PATI - Di tengah geliat pembangunan fisik program TNI Manunggal Membangun Desa (TMMD) Reguler ke-128 Kodim 0718/Pati, upaya membangun kesadaran lingkungan juga digencarkan. Salah satunya melalui sosialisasi pencegahan pencemaran lingkungan yang digelar Perhutani KPH Pati di Balai Desa Godo, Kecamatan Winong, Jumat (24/4/2026).
Suasana balai desa pagi itu tampak berbeda. Puluhan warga duduk menyimak dengan serius materi yang disampaikan perwakilan Perhutani, Heko. Dengan bahasa sederhana namun lugas, ia mengajak masyarakat untuk mulai peduli terhadap kondisi lingkungan sekitar.
“Menjaga lingkungan bukan hanya tanggung jawab pemerintah, tetapi juga kewajiban kita bersama. Lingkungan yang sehat akan memberikan manfaat jangka panjang bagi kehidupan masyarakat, ” ujar Heko di hadapan peserta.
Kegiatan ini menjadi bagian dari sasaran nonfisik TMMD, yang tidak hanya berorientasi pada pembangunan infrastruktur, tetapi juga peningkatan kesadaran dan kualitas hidup masyarakat desa.
Dalam paparannya, Heko menekankan pentingnya menjaga keseimbangan ekosistem dengan langkah sederhana yang bisa dilakukan setiap warga. Salah satunya adalah membiasakan menanam pohon di sekitar rumah.
“Minimal satu rumah satu pohon. Selain membantu mengurangi polusi udara, ini juga bisa menjaga kesejukan lingkungan dan mencegah dampak perubahan iklim secara lokal, ” jelasnya.
Ia juga mengingatkan bahwa kerusakan lingkungan sering kali berawal dari kebiasaan kecil yang diabaikan, seperti membuang sampah sembarangan atau tidak menjaga kebersihan saluran air. Jika dibiarkan, hal tersebut berpotensi memicu bencana seperti banjir dan kerusakan lahan.
Program edukasi ini mendapat respons positif dari warga. Mereka menilai kegiatan tersebut membuka wawasan baru tentang pentingnya menjaga lingkungan demi keberlangsungan hidup generasi mendatang.
Kepala Desa Godo, Soewondo menyebut, sosialisasi semacam ini sangat relevan dengan kondisi desa yang sebagian wilayahnya masih bergantung pada sektor pertanian dan sumber daya alam.

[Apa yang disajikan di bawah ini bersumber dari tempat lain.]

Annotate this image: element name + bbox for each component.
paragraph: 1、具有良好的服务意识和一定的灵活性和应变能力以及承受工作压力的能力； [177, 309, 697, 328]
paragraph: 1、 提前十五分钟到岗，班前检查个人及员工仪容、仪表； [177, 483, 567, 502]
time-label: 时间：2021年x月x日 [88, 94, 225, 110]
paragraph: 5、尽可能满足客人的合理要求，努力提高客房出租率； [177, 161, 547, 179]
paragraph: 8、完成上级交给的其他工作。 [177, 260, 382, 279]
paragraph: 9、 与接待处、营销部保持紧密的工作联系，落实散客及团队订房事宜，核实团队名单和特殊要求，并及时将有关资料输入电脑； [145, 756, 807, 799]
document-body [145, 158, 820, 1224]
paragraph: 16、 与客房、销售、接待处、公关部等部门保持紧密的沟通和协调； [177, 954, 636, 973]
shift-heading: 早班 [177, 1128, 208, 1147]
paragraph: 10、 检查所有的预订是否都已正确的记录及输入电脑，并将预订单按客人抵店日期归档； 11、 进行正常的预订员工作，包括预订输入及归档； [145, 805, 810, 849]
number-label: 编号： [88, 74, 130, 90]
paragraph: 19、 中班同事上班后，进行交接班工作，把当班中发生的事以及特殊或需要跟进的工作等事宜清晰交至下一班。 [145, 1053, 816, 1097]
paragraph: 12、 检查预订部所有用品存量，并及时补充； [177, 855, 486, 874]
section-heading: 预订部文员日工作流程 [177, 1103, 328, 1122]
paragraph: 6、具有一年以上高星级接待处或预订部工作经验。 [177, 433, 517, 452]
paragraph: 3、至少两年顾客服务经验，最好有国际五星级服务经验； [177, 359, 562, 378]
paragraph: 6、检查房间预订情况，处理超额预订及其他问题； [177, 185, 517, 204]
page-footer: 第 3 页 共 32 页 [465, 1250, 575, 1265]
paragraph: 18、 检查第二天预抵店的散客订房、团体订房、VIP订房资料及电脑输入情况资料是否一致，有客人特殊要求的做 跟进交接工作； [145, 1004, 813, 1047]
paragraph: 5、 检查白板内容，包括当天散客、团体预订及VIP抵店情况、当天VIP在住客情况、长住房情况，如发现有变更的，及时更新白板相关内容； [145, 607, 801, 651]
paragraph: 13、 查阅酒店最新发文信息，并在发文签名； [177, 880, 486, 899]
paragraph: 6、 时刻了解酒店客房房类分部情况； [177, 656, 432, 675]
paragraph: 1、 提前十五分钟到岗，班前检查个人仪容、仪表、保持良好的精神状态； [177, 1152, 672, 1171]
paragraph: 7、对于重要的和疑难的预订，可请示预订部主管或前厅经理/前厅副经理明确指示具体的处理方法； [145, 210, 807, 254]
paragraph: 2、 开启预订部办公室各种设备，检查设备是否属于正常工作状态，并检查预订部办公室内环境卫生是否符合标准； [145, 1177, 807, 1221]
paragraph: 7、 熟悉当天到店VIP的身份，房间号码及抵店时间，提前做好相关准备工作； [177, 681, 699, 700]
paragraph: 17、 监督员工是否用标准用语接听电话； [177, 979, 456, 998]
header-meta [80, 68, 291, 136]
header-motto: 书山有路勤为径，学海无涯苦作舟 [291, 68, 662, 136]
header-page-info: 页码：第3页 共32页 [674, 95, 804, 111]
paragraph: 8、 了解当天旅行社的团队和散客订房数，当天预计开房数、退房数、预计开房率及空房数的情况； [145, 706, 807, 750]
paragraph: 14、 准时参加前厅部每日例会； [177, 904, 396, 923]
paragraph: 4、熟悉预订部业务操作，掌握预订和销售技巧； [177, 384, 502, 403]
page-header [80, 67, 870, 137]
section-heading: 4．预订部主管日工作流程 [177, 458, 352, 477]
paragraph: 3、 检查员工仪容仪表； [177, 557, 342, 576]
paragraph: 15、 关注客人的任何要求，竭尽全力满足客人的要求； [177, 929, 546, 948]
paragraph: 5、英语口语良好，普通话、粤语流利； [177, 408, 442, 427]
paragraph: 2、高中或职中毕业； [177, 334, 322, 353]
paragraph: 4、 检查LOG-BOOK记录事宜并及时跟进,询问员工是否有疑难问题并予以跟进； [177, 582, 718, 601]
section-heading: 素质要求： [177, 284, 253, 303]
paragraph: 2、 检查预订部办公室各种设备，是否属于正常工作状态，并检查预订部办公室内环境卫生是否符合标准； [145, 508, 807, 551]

“Kesadaran masyarakat sangat penting. Kalau lingkungan terjaga, hasil pertanian juga akan lebih baik dan kehidupan warga ikut meningkat, ” ujarnya.
Melalui pendekatan edukatif dalam TMMD ke-128 ini, diharapkan masyarakat Desa Godo tidak hanya merasakan manfaat pembangunan fisik, tetapi juga memiliki kesadaran kolektif untuk menjaga alam. Upaya kecil yang dilakukan bersama diyakini mampu menjadi benteng awal dalam mencegah pencemaran dan kerusakan lingkungan.